Rice, really? Well, according to the Food Standards Agency, microwaving rice can sometimes lead to food poisoning. The case of rice involves the common presence of a highly resistant bacteria called Bacillus cereus. Heat kills this bacteria, but it can produce spores that are toxic — and surprisingly heat-resistant, according to findings in the International Journal of Food Microbiology. Several studies confirm that once rice comes out of the microwave and is left at room temperature, any spores present in it can grow and cause food poisoning if you eat it. Can. (The humid environment of warm leftover rice makes it an ideal breeding ground.)

As stated on the US government website Food Safety: “B. Cereus is a type of bacteria that produces toxins. These toxins can cause two types of illness: one type of illness that causes diarrhea, and another, called emetic toxins, that causes nausea and vomiting. Source: A variety of foods, especially rice. To avoid contaminated rice, heat it until almost boiling and then keep it warm (above 140 degrees) to keep it food safe.

Chicken

chicken roast on roasting pan

The most important thing to understand about microwaves is that their heat does not always kill bacteria, because microwaves heat from the outside rather than from the inside. Thus, some bacteria-prone reheated foods will have a higher risk of causing illness if these bacterial cells survive. With this in mind, you can see why chicken, which has the risk of salmonella contamination, might be a dangerous food to microwave.
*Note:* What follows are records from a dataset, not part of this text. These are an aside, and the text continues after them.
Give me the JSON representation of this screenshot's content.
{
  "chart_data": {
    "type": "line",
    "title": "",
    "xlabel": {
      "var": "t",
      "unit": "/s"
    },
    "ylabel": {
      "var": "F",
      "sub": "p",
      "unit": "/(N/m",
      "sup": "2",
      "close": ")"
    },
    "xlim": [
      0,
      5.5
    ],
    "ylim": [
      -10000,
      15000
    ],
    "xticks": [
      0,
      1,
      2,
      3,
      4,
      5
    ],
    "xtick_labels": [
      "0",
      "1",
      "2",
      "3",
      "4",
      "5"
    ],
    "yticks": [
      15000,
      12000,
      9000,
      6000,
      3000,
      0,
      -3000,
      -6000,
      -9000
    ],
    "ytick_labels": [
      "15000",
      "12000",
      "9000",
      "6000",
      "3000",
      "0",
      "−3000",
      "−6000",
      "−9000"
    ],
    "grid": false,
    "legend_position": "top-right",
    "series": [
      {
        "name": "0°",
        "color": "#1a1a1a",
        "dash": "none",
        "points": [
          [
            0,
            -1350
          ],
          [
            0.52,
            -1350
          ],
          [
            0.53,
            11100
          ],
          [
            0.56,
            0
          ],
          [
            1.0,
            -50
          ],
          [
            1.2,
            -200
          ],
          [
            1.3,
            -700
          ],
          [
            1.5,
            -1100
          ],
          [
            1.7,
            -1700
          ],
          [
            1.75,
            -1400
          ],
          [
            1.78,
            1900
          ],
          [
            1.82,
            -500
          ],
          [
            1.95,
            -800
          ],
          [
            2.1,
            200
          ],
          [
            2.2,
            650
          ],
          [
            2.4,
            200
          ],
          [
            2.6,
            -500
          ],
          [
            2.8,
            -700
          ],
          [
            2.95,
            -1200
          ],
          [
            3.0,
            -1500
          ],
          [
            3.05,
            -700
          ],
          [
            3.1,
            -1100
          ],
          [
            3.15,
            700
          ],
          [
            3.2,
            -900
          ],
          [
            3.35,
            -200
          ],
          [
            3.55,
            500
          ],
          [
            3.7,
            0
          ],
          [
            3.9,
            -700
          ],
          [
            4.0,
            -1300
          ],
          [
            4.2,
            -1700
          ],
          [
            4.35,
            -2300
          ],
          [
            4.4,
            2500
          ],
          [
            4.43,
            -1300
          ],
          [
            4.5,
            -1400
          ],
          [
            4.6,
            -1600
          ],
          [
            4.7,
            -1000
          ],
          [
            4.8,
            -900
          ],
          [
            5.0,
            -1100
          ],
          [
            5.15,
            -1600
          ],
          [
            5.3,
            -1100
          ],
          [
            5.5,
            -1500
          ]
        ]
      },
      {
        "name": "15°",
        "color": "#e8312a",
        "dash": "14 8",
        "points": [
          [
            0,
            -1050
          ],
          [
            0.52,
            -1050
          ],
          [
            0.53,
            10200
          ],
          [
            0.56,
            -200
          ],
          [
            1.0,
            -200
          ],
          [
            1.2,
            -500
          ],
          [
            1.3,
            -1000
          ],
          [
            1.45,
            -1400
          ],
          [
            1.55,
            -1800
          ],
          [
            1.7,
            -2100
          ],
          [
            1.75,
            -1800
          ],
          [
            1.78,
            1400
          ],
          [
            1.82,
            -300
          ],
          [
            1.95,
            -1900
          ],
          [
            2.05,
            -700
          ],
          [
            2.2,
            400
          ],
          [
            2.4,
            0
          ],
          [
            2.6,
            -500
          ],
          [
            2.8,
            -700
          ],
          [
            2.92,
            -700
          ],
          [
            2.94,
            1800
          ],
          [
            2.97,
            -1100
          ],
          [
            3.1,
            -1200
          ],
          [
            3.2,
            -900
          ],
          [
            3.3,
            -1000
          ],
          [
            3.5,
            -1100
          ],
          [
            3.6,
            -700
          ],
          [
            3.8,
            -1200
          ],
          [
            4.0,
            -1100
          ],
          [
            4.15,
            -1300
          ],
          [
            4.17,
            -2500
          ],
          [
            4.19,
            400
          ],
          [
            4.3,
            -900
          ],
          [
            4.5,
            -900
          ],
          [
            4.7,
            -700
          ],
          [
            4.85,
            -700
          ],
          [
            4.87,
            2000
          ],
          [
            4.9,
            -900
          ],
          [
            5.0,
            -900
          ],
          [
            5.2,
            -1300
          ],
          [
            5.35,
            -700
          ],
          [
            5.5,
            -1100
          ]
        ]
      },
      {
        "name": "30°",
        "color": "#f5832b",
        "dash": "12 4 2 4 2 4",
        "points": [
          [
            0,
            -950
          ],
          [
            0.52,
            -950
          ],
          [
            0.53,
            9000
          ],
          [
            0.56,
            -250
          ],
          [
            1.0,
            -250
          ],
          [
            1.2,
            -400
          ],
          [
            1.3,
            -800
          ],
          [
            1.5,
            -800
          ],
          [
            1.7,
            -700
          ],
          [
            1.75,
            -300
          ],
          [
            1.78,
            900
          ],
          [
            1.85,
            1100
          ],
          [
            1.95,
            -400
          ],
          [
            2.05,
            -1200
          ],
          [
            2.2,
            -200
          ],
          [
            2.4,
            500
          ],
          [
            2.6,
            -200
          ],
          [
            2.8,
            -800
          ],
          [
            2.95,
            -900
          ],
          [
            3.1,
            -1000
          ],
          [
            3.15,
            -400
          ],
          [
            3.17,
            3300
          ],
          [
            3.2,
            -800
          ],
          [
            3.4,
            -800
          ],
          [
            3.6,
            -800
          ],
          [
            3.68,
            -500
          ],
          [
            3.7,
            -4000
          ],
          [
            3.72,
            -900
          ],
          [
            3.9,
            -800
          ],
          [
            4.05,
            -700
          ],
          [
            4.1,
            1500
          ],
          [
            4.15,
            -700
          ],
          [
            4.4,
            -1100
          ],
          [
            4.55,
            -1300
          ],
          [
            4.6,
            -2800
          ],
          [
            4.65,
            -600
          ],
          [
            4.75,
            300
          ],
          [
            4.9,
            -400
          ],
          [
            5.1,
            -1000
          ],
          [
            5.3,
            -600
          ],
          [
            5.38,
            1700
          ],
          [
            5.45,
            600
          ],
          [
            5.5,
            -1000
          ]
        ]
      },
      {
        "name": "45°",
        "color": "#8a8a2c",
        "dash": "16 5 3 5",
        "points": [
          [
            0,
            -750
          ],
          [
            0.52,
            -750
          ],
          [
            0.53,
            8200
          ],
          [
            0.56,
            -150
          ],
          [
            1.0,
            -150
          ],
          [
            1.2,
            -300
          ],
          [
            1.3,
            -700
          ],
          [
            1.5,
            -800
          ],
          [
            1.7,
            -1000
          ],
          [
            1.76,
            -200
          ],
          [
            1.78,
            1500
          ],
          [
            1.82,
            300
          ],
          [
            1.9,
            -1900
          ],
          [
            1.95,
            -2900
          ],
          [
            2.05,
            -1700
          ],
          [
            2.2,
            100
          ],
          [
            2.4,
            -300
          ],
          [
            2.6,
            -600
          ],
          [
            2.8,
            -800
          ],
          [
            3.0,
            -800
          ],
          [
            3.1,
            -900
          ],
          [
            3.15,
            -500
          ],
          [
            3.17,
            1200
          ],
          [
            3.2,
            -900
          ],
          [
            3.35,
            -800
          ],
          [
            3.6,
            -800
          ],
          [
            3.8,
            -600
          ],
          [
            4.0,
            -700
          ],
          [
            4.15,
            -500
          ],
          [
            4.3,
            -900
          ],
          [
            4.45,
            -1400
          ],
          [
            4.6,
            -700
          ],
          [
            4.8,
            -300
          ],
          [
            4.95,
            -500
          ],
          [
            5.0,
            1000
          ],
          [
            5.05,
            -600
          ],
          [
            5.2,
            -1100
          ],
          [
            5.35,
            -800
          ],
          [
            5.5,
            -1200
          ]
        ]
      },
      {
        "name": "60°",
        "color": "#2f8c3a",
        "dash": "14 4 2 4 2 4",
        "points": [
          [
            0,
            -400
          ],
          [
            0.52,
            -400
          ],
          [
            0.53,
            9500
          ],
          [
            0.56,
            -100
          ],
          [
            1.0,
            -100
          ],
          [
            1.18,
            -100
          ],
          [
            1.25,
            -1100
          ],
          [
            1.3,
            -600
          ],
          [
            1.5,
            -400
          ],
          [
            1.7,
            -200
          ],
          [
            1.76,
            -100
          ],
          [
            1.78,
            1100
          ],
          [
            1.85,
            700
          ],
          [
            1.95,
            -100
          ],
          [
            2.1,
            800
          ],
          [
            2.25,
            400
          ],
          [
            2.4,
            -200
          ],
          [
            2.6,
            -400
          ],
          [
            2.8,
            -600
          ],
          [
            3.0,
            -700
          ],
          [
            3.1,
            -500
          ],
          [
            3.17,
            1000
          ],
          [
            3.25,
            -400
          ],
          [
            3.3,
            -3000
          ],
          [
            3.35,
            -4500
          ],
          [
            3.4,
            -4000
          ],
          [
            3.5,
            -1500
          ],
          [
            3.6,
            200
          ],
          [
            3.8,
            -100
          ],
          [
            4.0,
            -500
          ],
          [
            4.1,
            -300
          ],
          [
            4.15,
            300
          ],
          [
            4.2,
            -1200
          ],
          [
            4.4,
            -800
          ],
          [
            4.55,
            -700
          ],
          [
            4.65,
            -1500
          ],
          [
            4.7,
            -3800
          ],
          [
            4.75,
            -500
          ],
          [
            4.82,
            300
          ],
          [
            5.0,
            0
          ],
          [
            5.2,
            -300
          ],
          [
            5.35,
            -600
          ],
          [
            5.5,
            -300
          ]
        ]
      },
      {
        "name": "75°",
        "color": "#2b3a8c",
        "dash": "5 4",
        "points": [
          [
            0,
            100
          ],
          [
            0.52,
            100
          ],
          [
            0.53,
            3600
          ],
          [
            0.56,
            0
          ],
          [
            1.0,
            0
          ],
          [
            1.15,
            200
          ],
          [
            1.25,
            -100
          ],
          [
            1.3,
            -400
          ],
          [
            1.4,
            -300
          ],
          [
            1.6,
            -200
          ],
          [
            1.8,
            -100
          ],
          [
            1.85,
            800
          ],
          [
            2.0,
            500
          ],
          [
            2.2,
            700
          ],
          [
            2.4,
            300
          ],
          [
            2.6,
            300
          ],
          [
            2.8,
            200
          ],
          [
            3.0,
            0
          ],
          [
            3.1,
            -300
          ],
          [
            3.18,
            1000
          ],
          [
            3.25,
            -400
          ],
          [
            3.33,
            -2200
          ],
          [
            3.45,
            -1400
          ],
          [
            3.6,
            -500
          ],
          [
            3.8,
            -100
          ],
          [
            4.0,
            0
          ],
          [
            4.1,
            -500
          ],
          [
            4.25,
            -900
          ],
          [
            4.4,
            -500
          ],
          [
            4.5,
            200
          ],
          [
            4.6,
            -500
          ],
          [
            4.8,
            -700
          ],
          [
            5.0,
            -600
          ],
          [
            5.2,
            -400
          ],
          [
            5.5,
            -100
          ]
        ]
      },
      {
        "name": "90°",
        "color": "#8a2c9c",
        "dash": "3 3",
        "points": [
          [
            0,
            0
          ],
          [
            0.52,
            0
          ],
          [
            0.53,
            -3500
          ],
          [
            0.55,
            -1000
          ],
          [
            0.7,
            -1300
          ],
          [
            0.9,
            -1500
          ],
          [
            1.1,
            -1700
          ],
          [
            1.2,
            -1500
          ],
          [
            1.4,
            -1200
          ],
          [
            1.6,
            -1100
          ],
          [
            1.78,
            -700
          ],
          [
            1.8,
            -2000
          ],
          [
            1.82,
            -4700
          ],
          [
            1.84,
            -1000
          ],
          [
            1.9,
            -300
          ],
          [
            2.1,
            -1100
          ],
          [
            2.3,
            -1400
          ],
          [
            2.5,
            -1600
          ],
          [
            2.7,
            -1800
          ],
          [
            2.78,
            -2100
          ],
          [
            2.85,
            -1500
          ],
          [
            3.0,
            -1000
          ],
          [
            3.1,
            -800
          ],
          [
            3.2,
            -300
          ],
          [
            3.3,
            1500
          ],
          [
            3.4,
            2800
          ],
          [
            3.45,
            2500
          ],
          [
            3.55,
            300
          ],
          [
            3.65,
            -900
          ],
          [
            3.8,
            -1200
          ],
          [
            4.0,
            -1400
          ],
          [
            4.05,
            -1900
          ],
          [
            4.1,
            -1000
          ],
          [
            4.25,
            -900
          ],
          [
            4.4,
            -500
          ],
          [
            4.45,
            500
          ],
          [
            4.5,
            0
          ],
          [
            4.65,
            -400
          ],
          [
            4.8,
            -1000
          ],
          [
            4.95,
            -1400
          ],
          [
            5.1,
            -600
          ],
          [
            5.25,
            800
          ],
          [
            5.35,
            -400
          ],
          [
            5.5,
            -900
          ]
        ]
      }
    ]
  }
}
Before eating chicken, you have to cook it thoroughly so that all the bacteria present in it are destroyed. Since microwaves don’t cook all parts of the meat completely or evenly, you’re more likely to have live bacteria left over, such as salmonella. In one study, of 30 participants who reheated raw meat, all 10 who used a microwave became ill, while the 20 who used a pan were fine. This shows how much bacteria can survive in meat when placed in a microwave compared to other cooking methods. Here are some ways you can shorten the life of your microwave.

Leafy greens

vegetable dish on gray bowl

If you want to save your celery, kale or spinach to eat later, plan to reheat them in a conventional oven rather than the microwave. Studies show that when blasted in the microwave, naturally occurring nitrates (which are very good for you in their own right) can convert to nitrosamines, which can be carcinogenic. Make sure you don’t ignore these microwave problems.

Beets

The same chemical transformation that occurs in spinach also applies to reheating nitrate-rich beets and turnips! Good thing they’re just as delicious cold. On the other hand, here are some foods you never knew you could microwave.

Hot peppers

red chilies

When hot peppers are reheated in the microwave, capsaicin—the chemical that gives them their spicy flavor—is released into the air. Chemicals in the air can burn your eyes and throat. In fact, an apartment building in Rochester, New York was evacuated due to pepper in the microwave causing residents to cough and have trouble breathing. If your microwave is looking dirty, don’t worry – here’s a guide on how to clean a microwave.

Fruit

red apple fruit beside green apple and yellow fruit on brown woven basket

Grapes placed in the microwave will not form raisins, but they will form plasma, which is a form of matter that forms when gas is ionized and electricity is passed through it. In a video, Stephen Bossi, Ph.D., a lecturer in physics at the University of New England, shows that heating two pieces of a plain old grape in a microwave can create enough plasma to melt a hole through a plastic container. . Other fruits may not produce plasma, but you may still have trouble. The whole fruit traps steam beneath the pulp, which means it can explode when heated. Here’s how to properly store produce in the fridge.

Potatoes

potatoes

Thankfully, you’re still safe to use raw spit for quick and easy side dishes. The danger occurs when you try to reheat cooked potatoes. Cooking potatoes in aluminum foil prevents the bacteria C. botulinum from surviving the heat, meaning if the potatoes sit at room temperature for too long it can still grow and potentially cause botulism. Even microwaving that contaminated baby potato won’t kill the bacteria, so play it safe by cooking them on a baking sheet instead of wrapping them in foil and putting leftover potatoes in the fridge as soon as possible.